13 thoughts on “Enniskerry Memories

  1. Such an amazing level of detail in these memories, Úna! Really fantastic, and very special for me to see my Grandad and Nana remembered. Thanks so much to Angela for sharing.

    Michael

  2. I think it’s brilliant and great that so many family names are so familiar to us,still to this day, over several generations. What comes across in the stories so far is the love people feel for the village, what a wonderful place to “belong” to.

  3. That brought back great memories of the village. One of the cottages down into the village from the Dublin road belonged to my great grandparents John and Mary Anne Murphy, later Frances Lloyd (nee Murphy)

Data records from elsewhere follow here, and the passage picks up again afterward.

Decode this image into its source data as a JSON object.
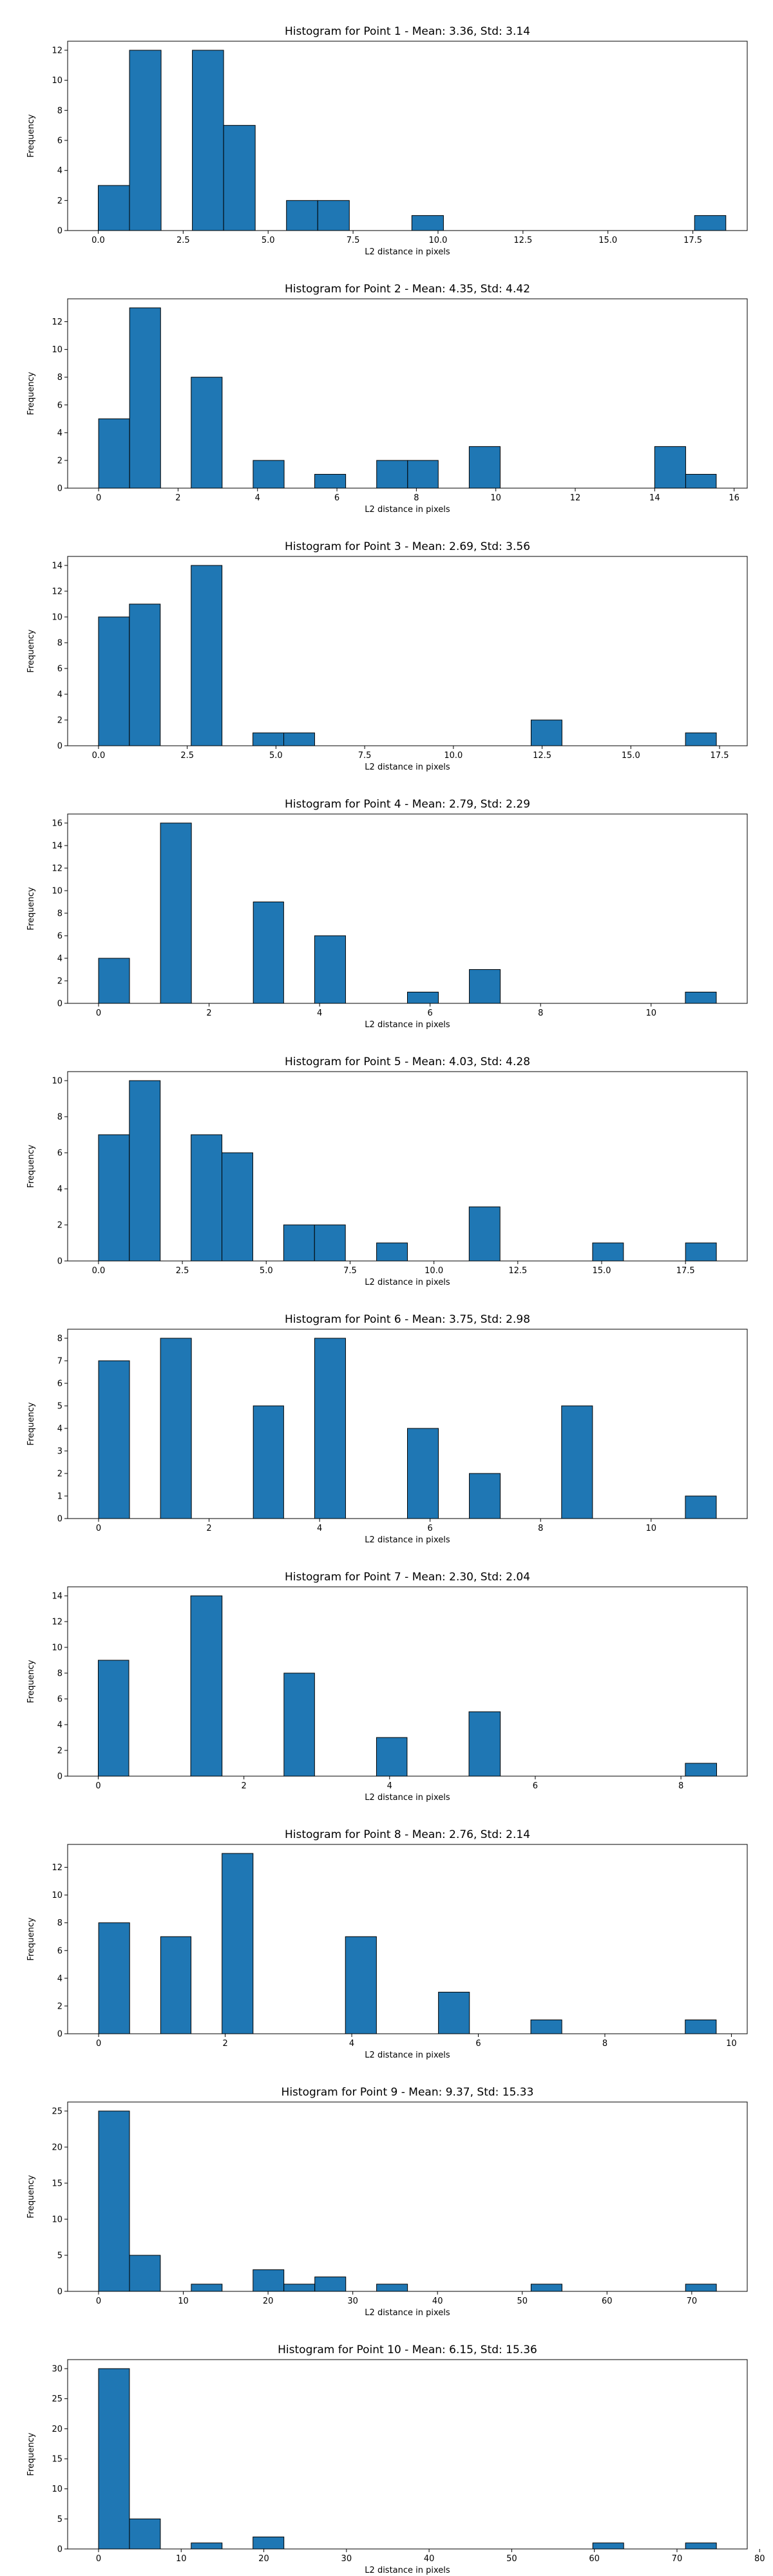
{
  "chart_data": [
    {
      "type": "bar",
      "title": "Histogram for Point 1 - Mean: 3.36, Std: 3.14",
      "xlabel": "L2 distance in pixels",
      "ylabel": "Frequency",
      "xlim": [
        -0.9,
        19.1
      ],
      "ylim": [
        0,
        12.6
      ],
      "xticks": [
        0.0,
        2.5,
        5.0,
        7.5,
        10.0,
        12.5,
        15.0,
        17.5
      ],
      "xtick_labels": [
        "0.0",
        "2.5",
        "5.0",
        "7.5",
        "10.0",
        "12.5",
        "15.0",
        "17.5"
      ],
      "yticks": [
        0,
        2,
        4,
        6,
        8,
        10,
        12
      ],
      "bars": [
        {
          "x0": 0.0,
          "x1": 0.92,
          "value": 3
        },
        {
          "x0": 0.92,
          "x1": 1.85,
          "value": 12
        },
        {
          "x0": 2.77,
          "x1": 3.69,
          "value": 12
        },
        {
          "x0": 3.69,
          "x1": 4.62,
          "value": 7
        },
        {
          "x0": 5.54,
          "x1": 6.46,
          "value": 2
        },
        {
          "x0": 6.46,
          "x1": 7.39,
          "value": 2
        },
        {
          "x0": 9.23,
          "x1": 10.16,
          "value": 1
        },
        {
          "x0": 17.55,
          "x1": 18.47,
          "value": 1
        }
      ]
    },
    {
      "type": "bar",
      "title": "Histogram for Point 2 - Mean: 4.35, Std: 4.42",
      "xlabel": "L2 distance in pixels",
      "ylabel": "Frequency",
      "xlim": [
        -0.78,
        16.33
      ],
      "ylim": [
        0,
        13.65
      ],
      "xticks": [
        0,
        2,
        4,
        6,
        8,
        10,
        12,
        14,
        16
      ],
      "xtick_labels": [
        "0",
        "2",
        "4",
        "6",
        "8",
        "10",
        "12",
        "14",
        "16"
      ],
      "yticks": [
        0,
        2,
        4,
        6,
        8,
        10,
        12
      ],
      "bars": [
        {
          "x0": 0.0,
          "x1": 0.78,
          "value": 5
        },
        {
          "x0": 0.78,
          "x1": 1.56,
          "value": 13
        },
        {
          "x0": 2.33,
          "x1": 3.11,
          "value": 8
        },
        {
          "x0": 3.89,
          "x1": 4.67,
          "value": 2
        },
        {
          "x0": 5.44,
          "x1": 6.22,
          "value": 1
        },
        {
          "x0": 7.0,
          "x1": 7.78,
          "value": 2
        },
        {
          "x0": 7.78,
          "x1": 8.55,
          "value": 2
        },
        {
          "x0": 9.33,
          "x1": 10.11,
          "value": 3
        },
        {
          "x0": 14.0,
          "x1": 14.78,
          "value": 3
        },
        {
          "x0": 14.78,
          "x1": 15.55,
          "value": 1
        }
      ]
    },
    {
      "type": "bar",
      "title": "Histogram for Point 3 - Mean: 2.69, Std: 3.56",
      "xlabel": "L2 distance in pixels",
      "ylabel": "Frequency",
      "xlim": [
        -0.87,
        18.28
      ],
      "ylim": [
        0,
        14.7
      ],
      "xticks": [
        0.0,
        2.5,
        5.0,
        7.5,
        10.0,
        12.5,
        15.0,
        17.5
      ],
      "xtick_labels": [
        "0.0",
        "2.5",
        "5.0",
        "7.5",
        "10.0",
        "12.5",
        "15.0",
        "17.5"
      ],
      "yticks": [
        0,
        2,
        4,
        6,
        8,
        10,
        12,
        14
      ],
      "bars": [
        {
          "x0": 0.0,
          "x1": 0.87,
          "value": 10
        },
        {
          "x0": 0.87,
          "x1": 1.74,
          "value": 11
        },
        {
          "x0": 2.61,
          "x1": 3.48,
          "value": 14
        },
        {
          "x0": 4.35,
          "x1": 5.22,
          "value": 1
        },
        {
          "x0": 5.22,
          "x1": 6.09,
          "value": 1
        },
        {
          "x0": 12.19,
          "x1": 13.06,
          "value": 2
        },
        {
          "x0": 16.54,
          "x1": 17.41,
          "value": 1
        }
      ]
    },
    {
      "type": "bar",
      "title": "Histogram for Point 4 - Mean: 2.79, Std: 2.29",
      "xlabel": "L2 distance in pixels",
      "ylabel": "Frequency",
      "xlim": [
        -0.56,
        11.74
      ],
      "ylim": [
        0,
        16.8
      ],
      "xticks": [
        0,
        2,
        4,
        6,
        8,
        10
      ],
      "xtick_labels": [
        "0",
        "2",
        "4",
        "6",
        "8",
        "10"
      ],
      "yticks": [
        0,
        2,
        4,
        6,
        8,
        10,
        12,
        14,
        16
      ],
      "bars": [
        {
          "x0": 0.0,
          "x1": 0.56,
          "value": 4
        },
        {
          "x0": 1.12,
          "x1": 1.68,
          "value": 16
        },
        {
          "x0": 2.8,
          "x1": 3.35,
          "value": 9
        },
        {
          "x0": 3.91,
          "x1": 4.47,
          "value": 6
        },
        {
          "x0": 5.59,
          "x1": 6.15,
          "value": 1
        },
        {
          "x0": 6.71,
          "x1": 7.27,
          "value": 3
        },
        {
          "x0": 10.62,
          "x1": 11.18,
          "value": 1
        }
      ]
    },
    {
      "type": "bar",
      "title": "Histogram for Point 5 - Mean: 4.03, Std: 4.28",
      "xlabel": "L2 distance in pixels",
      "ylabel": "Frequency",
      "xlim": [
        -0.92,
        19.34
      ],
      "ylim": [
        0,
        10.5
      ],
      "xticks": [
        0.0,
        2.5,
        5.0,
        7.5,
        10.0,
        12.5,
        15.0,
        17.5
      ],
      "xtick_labels": [
        "0.0",
        "2.5",
        "5.0",
        "7.5",
        "10.0",
        "12.5",
        "15.0",
        "17.5"
      ],
      "yticks": [
        0,
        2,
        4,
        6,
        8,
        10
      ],
      "bars": [
        {
          "x0": 0.0,
          "x1": 0.92,
          "value": 7
        },
        {
          "x0": 0.92,
          "x1": 1.84,
          "value": 10
        },
        {
          "x0": 2.76,
          "x1": 3.68,
          "value": 7
        },
        {
          "x0": 3.68,
          "x1": 4.6,
          "value": 6
        },
        {
          "x0": 5.52,
          "x1": 6.44,
          "value": 2
        },
        {
          "x0": 6.44,
          "x1": 7.36,
          "value": 2
        },
        {
          "x0": 8.29,
          "x1": 9.21,
          "value": 1
        },
        {
          "x0": 11.05,
          "x1": 11.97,
          "value": 3
        },
        {
          "x0": 14.73,
          "x1": 15.65,
          "value": 1
        },
        {
          "x0": 17.5,
          "x1": 18.42,
          "value": 1
        }
      ]
    },
    {
      "type": "bar",
      "title": "Histogram for Point 6 - Mean: 3.75, Std: 2.98",
      "xlabel": "L2 distance in pixels",
      "ylabel": "Frequency",
      "xlim": [
        -0.56,
        11.74
      ],
      "ylim": [
        0,
        8.4
      ],
      "xticks": [
        0,
        2,
        4,
        6,
        8,
        10
      ],
      "xtick_labels": [
        "0",
        "2",
        "4",
        "6",
        "8",
        "10"
      ],
      "yticks": [
        0,
        1,
        2,
        3,
        4,
        5,
        6,
        7,
        8
      ],
      "bars": [
        {
          "x0": 0.0,
          "x1": 0.56,
          "value": 7
        },
        {
          "x0": 1.12,
          "x1": 1.68,
          "value": 8
        },
        {
          "x0": 2.8,
          "x1": 3.35,
          "value": 5
        },
        {
          "x0": 3.91,
          "x1": 4.47,
          "value": 8
        },
        {
          "x0": 5.59,
          "x1": 6.15,
          "value": 4
        },
        {
          "x0": 6.71,
          "x1": 7.27,
          "value": 2
        },
        {
          "x0": 8.38,
          "x1": 8.94,
          "value": 5
        },
        {
          "x0": 10.62,
          "x1": 11.18,
          "value": 1
        }
      ]
    },
    {
      "type": "bar",
      "title": "Histogram for Point 7 - Mean: 2.30, Std: 2.04",
      "xlabel": "L2 distance in pixels",
      "ylabel": "Frequency",
      "xlim": [
        -0.42,
        8.91
      ],
      "ylim": [
        0,
        14.7
      ],
      "xticks": [
        0,
        2,
        4,
        6,
        8
      ],
      "xtick_labels": [
        "0",
        "2",
        "4",
        "6",
        "8"
      ],
      "yticks": [
        0,
        2,
        4,
        6,
        8,
        10,
        12,
        14
      ],
      "bars": [
        {
          "x0": 0.0,
          "x1": 0.42,
          "value": 9
        },
        {
          "x0": 1.27,
          "x1": 1.7,
          "value": 14
        },
        {
          "x0": 2.55,
          "x1": 2.97,
          "value": 8
        },
        {
          "x0": 3.82,
          "x1": 4.24,
          "value": 3
        },
        {
          "x0": 5.09,
          "x1": 5.52,
          "value": 5
        },
        {
          "x0": 8.06,
          "x1": 8.49,
          "value": 1
        }
      ]
    },
    {
      "type": "bar",
      "title": "Histogram for Point 8 - Mean: 2.76, Std: 2.14",
      "xlabel": "L2 distance in pixels",
      "ylabel": "Frequency",
      "xlim": [
        -0.49,
        10.25
      ],
      "ylim": [
        0,
        13.65
      ],
      "xticks": [
        0,
        2,
        4,
        6,
        8,
        10
      ],
      "xtick_labels": [
        "0",
        "2",
        "4",
        "6",
        "8",
        "10"
      ],
      "yticks": [
        0,
        2,
        4,
        6,
        8,
        10,
        12
      ],
      "bars": [
        {
          "x0": 0.0,
          "x1": 0.49,
          "value": 8
        },
        {
          "x0": 0.98,
          "x1": 1.46,
          "value": 7
        },
        {
          "x0": 1.95,
          "x1": 2.44,
          "value": 13
        },
        {
          "x0": 3.9,
          "x1": 4.39,
          "value": 7
        },
        {
          "x0": 5.37,
          "x1": 5.86,
          "value": 3
        },
        {
          "x0": 6.83,
          "x1": 7.32,
          "value": 1
        },
        {
          "x0": 9.27,
          "x1": 9.76,
          "value": 1
        }
      ]
    },
    {
      "type": "bar",
      "title": "Histogram for Point 9 - Mean: 9.37, Std: 15.33",
      "xlabel": "L2 distance in pixels",
      "ylabel": "Frequency",
      "xlim": [
        -3.65,
        76.55
      ],
      "ylim": [
        0,
        26.25
      ],
      "xticks": [
        0,
        10,
        20,
        30,
        40,
        50,
        60,
        70
      ],
      "xtick_labels": [
        "0",
        "10",
        "20",
        "30",
        "40",
        "50",
        "60",
        "70"
      ],
      "yticks": [
        0,
        5,
        10,
        15,
        20,
        25
      ],
      "bars": [
        {
          "x0": 0.0,
          "x1": 3.65,
          "value": 25
        },
        {
          "x0": 3.65,
          "x1": 7.29,
          "value": 5
        },
        {
          "x0": 10.94,
          "x1": 14.58,
          "value": 1
        },
        {
          "x0": 18.23,
          "x1": 21.87,
          "value": 3
        },
        {
          "x0": 21.87,
          "x1": 25.52,
          "value": 1
        },
        {
          "x0": 25.52,
          "x1": 29.17,
          "value": 2
        },
        {
          "x0": 32.81,
          "x1": 36.46,
          "value": 1
        },
        {
          "x0": 51.04,
          "x1": 54.69,
          "value": 1
        },
        {
          "x0": 69.27,
          "x1": 72.91,
          "value": 1
        }
      ]
    },
    {
      "type": "bar",
      "title": "Histogram for Point 10 - Mean: 6.15, Std: 15.36",
      "xlabel": "L2 distance in pixels",
      "ylabel": "Frequency",
      "xlim": [
        -3.74,
        78.5
      ],
      "ylim": [
        0,
        31.5
      ],
      "xticks": [
        0,
        10,
        20,
        30,
        40,
        50,
        60,
        70,
        80
      ],
      "xtick_labels": [
        "0",
        "10",
        "20",
        "30",
        "40",
        "50",
        "60",
        "70",
        "80"
      ],
      "yticks": [
        0,
        5,
        10,
        15,
        20,
        25,
        30
      ],
      "bars": [
        {
          "x0": 0.0,
          "x1": 3.74,
          "value": 30
        },
        {
          "x0": 3.74,
          "x1": 7.48,
          "value": 5
        },
        {
          "x0": 11.21,
          "x1": 14.95,
          "value": 1
        },
        {
          "x0": 18.69,
          "x1": 22.43,
          "value": 2
        },
        {
          "x0": 59.81,
          "x1": 63.55,
          "value": 1
        },
        {
          "x0": 71.03,
          "x1": 74.77,
          "value": 1
        }
      ]
    }
  ]
}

  4. This is just brilliant. I remember lots of these people when I was very young and growing up in Cookstown. My father, Bill Murphy, was great friends with Sgt. McGrath and played cards in his house on Saturday night. I remember Nan Wogan and the Seerys as well and Mr. Griffin and Des Tallon etc. Lovely walk down memory lane.

    • Mr Griffin, he charged the old wet batteries for radios in the 40s &50s. Radios at that time had to have two batteries to operate a dry & a wet battery, how things have changed for the better.

  5. Great story – thank you Una.
    Mrs Layng of Glen Synge was my mother’s grandmother. Mum will be interested to see this.
    Best wishes
    David

  6. My beloved Aunt Angela passed away quite suddenly but very gently. I’m so happy to have captured her memories of the village she loved so much. Maybe it’s a lesson to us all to speak to those grandparents, aunts, uncles and parents and to record those memories for future generations to enjoy.
    Úna

  7. Una I was so sorry to read of your aunt Angela passing this morning on rip.ie, although we were a few years apart in age we did know each other in passing in the village.

  8. Thanks Tommy, she was totally computer illiterate but I did keep her up to date on any comments/contributors to the site and she remembered you also. I’ll miss that connection to the “older Enniskerry” I was always pestering her; do you remember so and so, who lived there, who is related to who……. but at least we got her memories recorded. (a few of them anyway, the gossip may be have to stay quiet forever!)

  9. Beautiful.. I was told many happy story’s from my mother as she grew up in enniskerry… ( Mary Doyle..sister of Betty Doyle)

  10. As an outsider looking in, I am in England, Gloucestershire. My G Gfather was a constable in the Irish Police 1867-72. His name was Thomas Heaney, and I believe he served this region. I understood he may have rested in barracks. Is there any old pictures of barracks? or anything else that might be of interest to me. Yes i have docs to prove, though little else. His father was also TH (of Longford Abeylara).